NC fraudster went on crime spree while at home on COVID release from prison, feds say

It didn’t take Joseph DiBruno Jr. very long to get back into the family business.

According to court documents unsealed Thursday, the 52-year-old Gastonia, North Carolina, man has been indicted by a federal grand jury in Charlotte for financial fraud — a cornerstone of his family’s business model dating back to the 1990s.

In 2008, DiBruno, along with his father and brother, pleaded guilty to a decade-long conspiracy in which the trio bilked almost $4 million from unwitting investors.

According to court documents at the time, the DiBrunos used an array of sham businesses — from a cholesterol-lowering milk product and a gold mine to a food supplement designed to cure world hunger — to scam elderly or infirmed victims out of their savings and retirement accounts.

The family burned most of the money on what might be described as lifestyle enhancements — clothes, restaurant meals, cars, motorcycles, guns and jewelry.

DiBruno Jr. alone withdrew more than $1 million in cash from the investors’ accounts, The Charlotte Observer reported at the time.

Then-U.S. Attorney Gretchen Schappert described the DiBrunos as “con men and swindlers.”

All three went to prison, with Joe Jr., who prosecutors said had benefited most from the scheme, getting by far the longest stay — more than 22 years.

In April 2020, however, DiBruno Jr. became one of the very few defendants in the Western District of North Carolina to receive compassionate release from prison due to the COVID-19 pandemic.

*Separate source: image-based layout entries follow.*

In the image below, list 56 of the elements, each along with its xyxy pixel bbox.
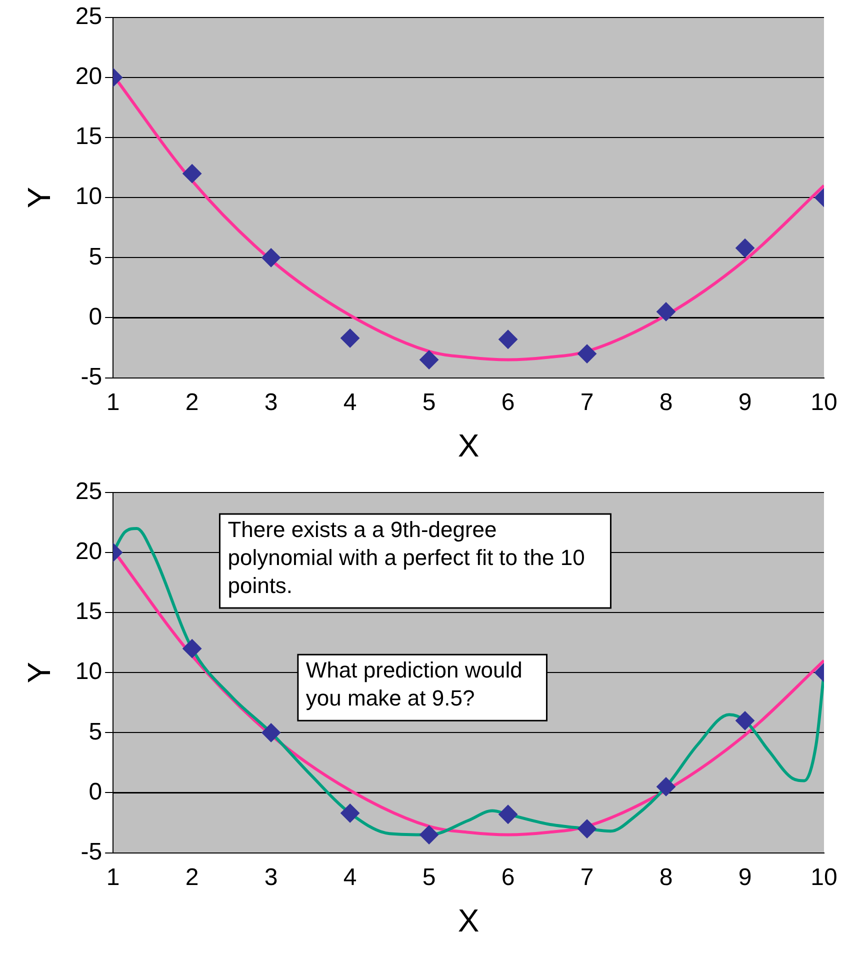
point [420, 350, 439, 370]
y-tick-label: 5 [88, 718, 102, 746]
x-tick-label: 1 [106, 864, 120, 891]
y-tick-label: -5 [80, 363, 102, 390]
point [578, 344, 597, 364]
x-tick-label: 10 [810, 388, 838, 416]
point [262, 248, 281, 268]
point [420, 825, 439, 844]
y-tick-label: 10 [75, 183, 102, 210]
x-axis-title: X [458, 902, 480, 939]
point [182, 639, 202, 658]
point [736, 238, 755, 258]
x-tick-label: 2 [185, 864, 199, 891]
y-tick-label: 25 [75, 3, 102, 30]
x-tick-label: 3 [264, 864, 278, 891]
x-tick-label: 5 [422, 388, 436, 416]
point [498, 330, 518, 349]
x-tick-label: 4 [343, 388, 357, 416]
x-tick-label: 1 [106, 388, 120, 416]
point [736, 711, 755, 730]
point [578, 819, 597, 838]
x-tick-label: 10 [810, 864, 838, 891]
x-tick-label: 9 [738, 864, 752, 891]
y-tick-label: 15 [75, 598, 102, 626]
x-tick-label: 9 [738, 388, 752, 416]
x-axis-title: X [458, 428, 480, 464]
x-tick-label: 5 [422, 864, 436, 891]
y-tick-label: -5 [80, 838, 102, 866]
point [340, 328, 360, 348]
y-tick-label: 5 [88, 243, 102, 270]
y-tick-label: 0 [88, 778, 102, 806]
y-tick-label: 20 [75, 63, 102, 90]
x-tick-label: 8 [659, 864, 673, 891]
point [340, 804, 360, 823]
y-tick-label: 10 [75, 658, 102, 686]
annotation: What prediction would you make at 9.5? [306, 658, 522, 711]
point [656, 302, 676, 322]
x-tick-label: 3 [264, 388, 278, 416]
x-tick-label: 7 [580, 864, 594, 891]
x-tick-label: 7 [580, 388, 594, 416]
x-tick-label: 2 [185, 388, 199, 416]
y-axis-title: Y [21, 662, 58, 684]
point [656, 777, 676, 796]
x-tick-label: 6 [501, 864, 515, 891]
y-axis-title: Y [21, 186, 58, 208]
x-tick-label: 8 [659, 388, 673, 416]
annotation: There exists a a 9th-degree polynomial with a perfect fit to the 10 points. [228, 517, 585, 598]
x-tick-label: 6 [501, 388, 515, 416]
point [262, 723, 281, 742]
y-tick-label: 15 [75, 123, 102, 150]
y-tick-label: 0 [88, 303, 102, 330]
x-tick-label: 4 [343, 864, 357, 891]
point [182, 164, 202, 184]
point [498, 804, 518, 824]
y-tick-label: 25 [75, 478, 102, 506]
y-tick-label: 20 [75, 538, 102, 566]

The custody change was approved by the U.S. Bureau of Prisons, not the federal courts in Charlotte.

DiBruno Jr. began home confinement that May. Almost immediately, according to his indictment, he began breaking the law.

Between May 2020 and June 2021, he submitted at least five fraudulent loan applications to two financial institutions seeking more than $120,000, the U.S. Attorney’s Office in Charlotte claims.

On his loan paperwork, according to his indictment, DiBruno relied on a familiar technique: He lied about his job history, his income and where he’d been living for the past four years.

He now faces five counts of making false statements to a credit union. Each charge carries up to 30 years in prison and a $1 million fine. If he’s convicted, it’s a safe bet that DiBruno won’t be spending his next sentence at home.

DiBruno was arrested Thursday morning. U.S. Magistrate Judge David Keesler ordered him held at the Mecklenburg County Jail until his detention hearing on Tuesday.

In future stages of his case, DiBruno will reconnect with U.S. District Judge Frank Whitney

During the DiBrunos’ 2008 sentencing, it was Whitney who called the family’s crimes “heinous” and “sickening” before putting the father and sons in prison.

Now, Whitney has been assigned DiBruno’s latest case. When they next appear in court together, the judge and defendant will be covering some familiar ground.